Book Review for the church bulletin:

“Mary Jones and her Bible” by Mary Ropes

This is the story of a young Welsh girl, Mary Jones, who lived in a small village in north west Wales at the end of the eighteenth century.

Mary was raised in a godly but poor family. Her father, a weaver, couldn’t afford to buy a Bible for the family but he did teach them the stories from the Bible that he had heard and could remember. That created in Mary a desire to know more and more about the Bible. Unfortunately, the only Bible available to her was lodged in a farm two miles away… a long walk for an 8 year old girl!

So Mary began to long for her own Bible, but they were so expensive. But she was determined and began to work at small jobs here and there and to save her money. Asked how she managed to have enough to buy a Bible, Mary responded, “I worked and saved for six years. I minded children. I did mending for neighbours. I picked sticks. I kept chickens – oh, I did everything I could to save enough.”

Then began the next difficult phase. There were no Bibles on sale in her village but, having being told that they could be purchased from a Reverend Thomas Charles in Bala, Mary determined to walk the 25 miles to purchase one with her hard earned savings. As a 15 year old, she set out alone on the difficult walk through the rugged terrain, full of anticipation.

Eventually she found her way to the home of the reverend and, after relaying her story, was devastated to hear him say, “I have not one. There are two or three Bibles in that bookcase that are promised to others. I have none to spare.” I’ll leave you to read the book and find out the outcome of the story.

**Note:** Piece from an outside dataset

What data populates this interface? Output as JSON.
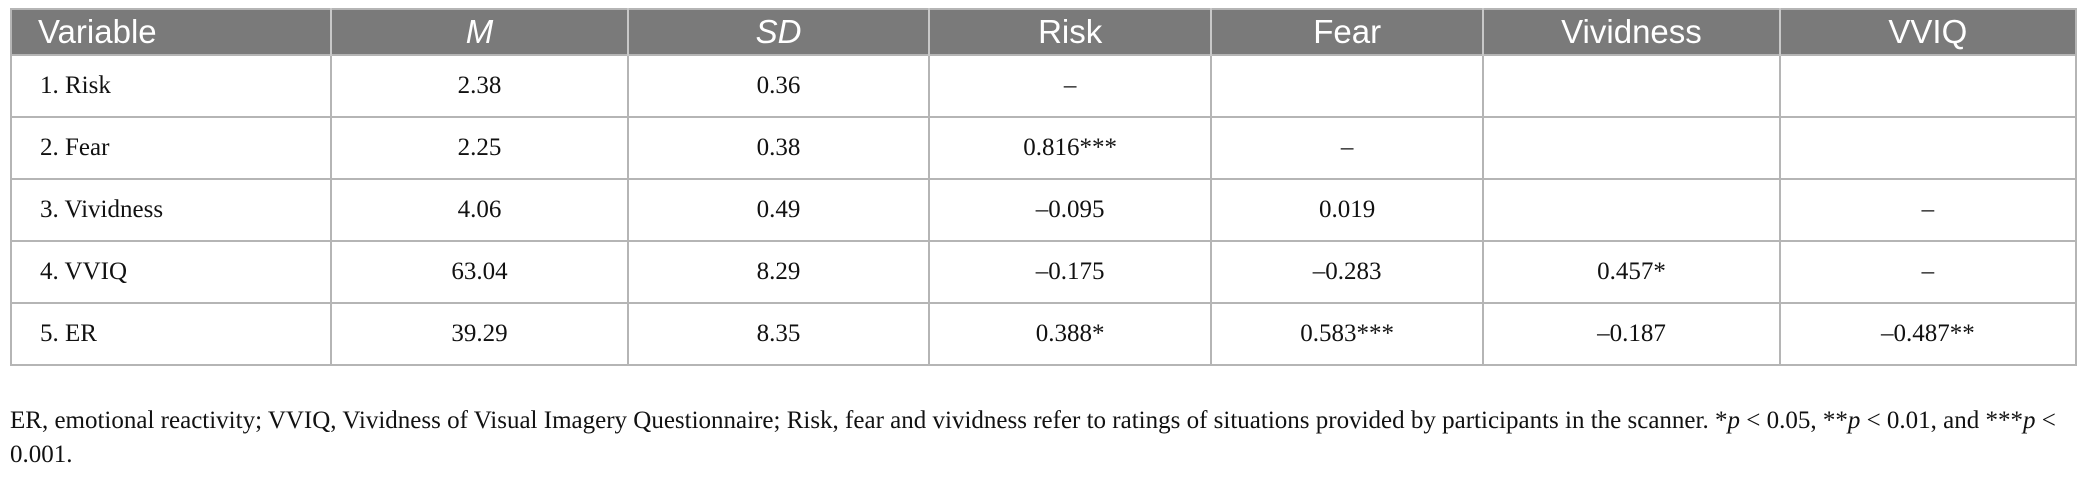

Although we don’t know how many of the story’s details are true, nonetheless, Mary Jones greatly inspired Thomas Charles. He used her story to persuade the Religious Tract Society to set up a new organisation, the British and Foreign Bible Society, to supply Bibles in Wales and which has distributed Bibles across the world ever since.

Read this story for yourself, read it to your children, give the book as a present, and let this young girl inspire us to hunger and thirst for God’s word as she did.